There was no overt opposition as the bills moved through the legislative process. But what happens behind closed doors usually matters more in Sacramento.
In a dissembling veto message, Newsom said AB 1212 is “unnecessary” because “existing law already encourages public retirement systems to invest in state infrastructure”. True, but no one has to propose anything, of any kind. Without a specific mandate, Caltrans or DWR are highly unlikely to include broadband facilities in their projects, whether or not they ask for public employee retirement boards for funding, unless it’s something intended for their own use.
He was more pointedly bureaucratic in explaining why he didn’t want DFA involved in rural economic development, saying “establishing the new…responsibilities envisioned by this bill is better done in the budget and in the context of the broader mission of the department”.
The simplest explanation for Newsom’s vetoes is that Caltrans, DWR and/or DFA staff asked him to do it, because those are jobs they don’t want to do. That sort of opposition was why a Caltrans dig once policy bill was watered down in 2016.
It’s tempting to point a finger at lobbyists for AT&T, Comcast, Charter Communications, Frontier Communications and other incumbents, who have consistently opposed state support for independent broadband projects while gaming the system to create their own taxpayer funded piggy banks. But there’s no indication – yet – that they were involved. Even so, Newsom’s vetoes bolster AT&T’s and Frontier’s rural monopoly business model, which redlines poorer and less densely populated communities and leaves them with low speed DSL service, if they’re lucky enough to get anything at all.

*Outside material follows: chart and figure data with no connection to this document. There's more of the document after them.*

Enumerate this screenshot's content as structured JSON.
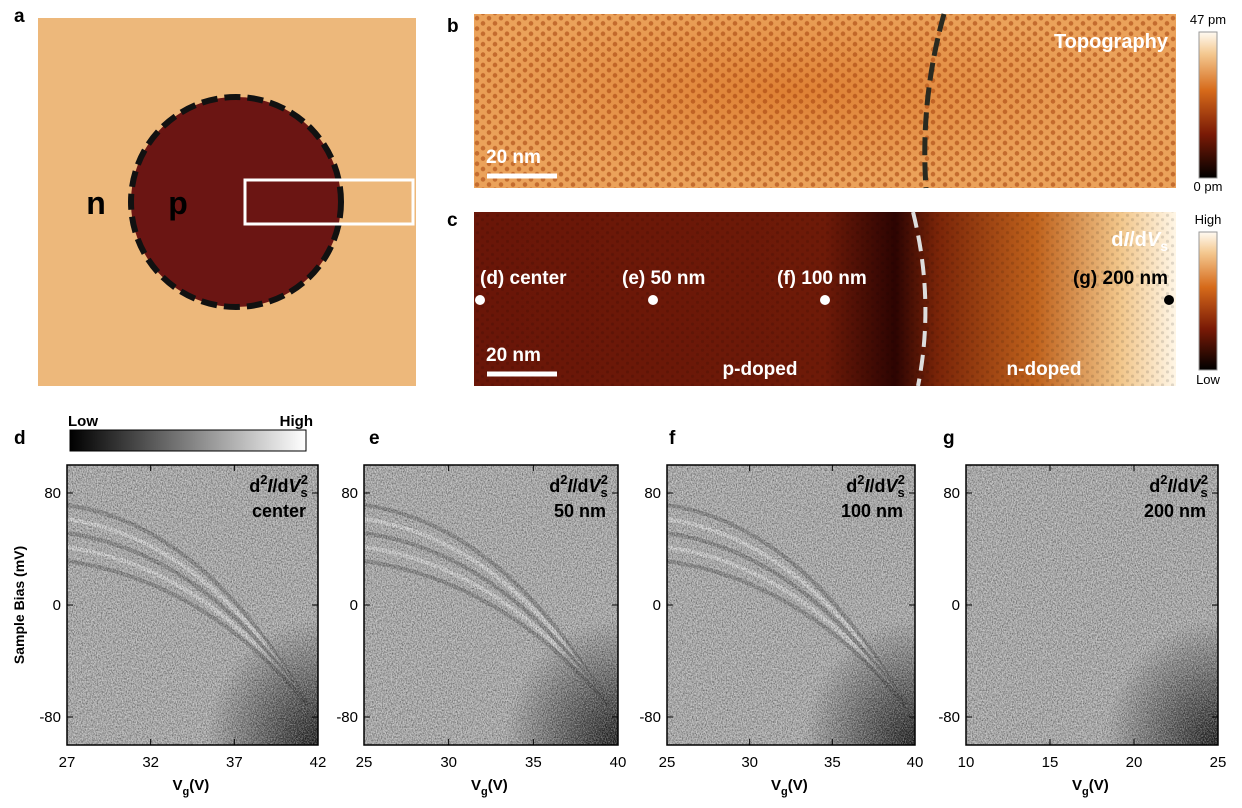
{
  "figure": {
    "panel_letters": [
      "a",
      "b",
      "c",
      "d",
      "e",
      "f",
      "g"
    ],
    "a": {
      "outer": "n",
      "inner": "p"
    },
    "b": {
      "title": "Topography",
      "scale_bar": "20 nm",
      "colorbar": {
        "max": "47 pm",
        "min": "0 pm"
      }
    },
    "c": {
      "quantity_parts": [
        "d",
        "I",
        "/d",
        "V",
        "s"
      ],
      "points": [
        "(d) center",
        "(e) 50 nm",
        "(f) 100 nm",
        "(g) 200 nm"
      ],
      "scale_bar": "20 nm",
      "regions": [
        "p-doped",
        "n-doped"
      ],
      "colorbar": {
        "max": "High",
        "min": "Low"
      }
    },
    "spectra": {
      "colorbar": {
        "min": "Low",
        "max": "High"
      },
      "ylabel": "Sample Bias (mV)",
      "quantity_parts": [
        "d",
        "2",
        "I",
        "/d",
        "V",
        "s",
        "2"
      ],
      "xlabel_parts": [
        "V",
        "g",
        "(V)"
      ],
      "ylim": [
        -100,
        100
      ],
      "yticks": [
        80,
        0,
        -80
      ],
      "panels": [
        {
          "position": "center",
          "xlim": [
            27,
            42
          ],
          "xticks": [
            27,
            32,
            37,
            42
          ]
        },
        {
          "position": "50 nm",
          "xlim": [
            25,
            40
          ],
          "xticks": [
            25,
            30,
            35,
            40
          ]
        },
        {
          "position": "100 nm",
          "xlim": [
            25,
            40
          ],
          "xticks": [
            25,
            30,
            35,
            40
          ]
        },
        {
          "position": "200 nm",
          "xlim": [
            10,
            25
          ],
          "xticks": [
            10,
            15,
            20,
            25
          ]
        }
      ]
    }
  }
}
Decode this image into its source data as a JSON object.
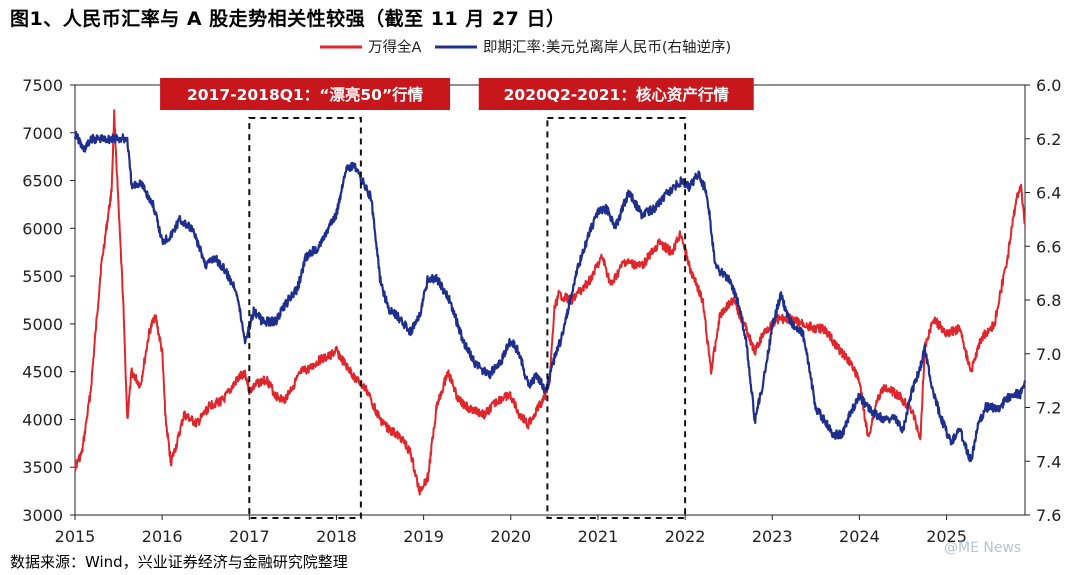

It’s a long shot bet that any meaningful broadband projects would have resulted from AB 1212 by itself. Likewise, without adding a significant amount of staff and funding – which AB 417 did not do – there’s little chance that DFA would accomplish anything of practical economic development value. But both bills would have created institutional frameworks to build upon. The bills that Newsom vetoed are now opportunities lost.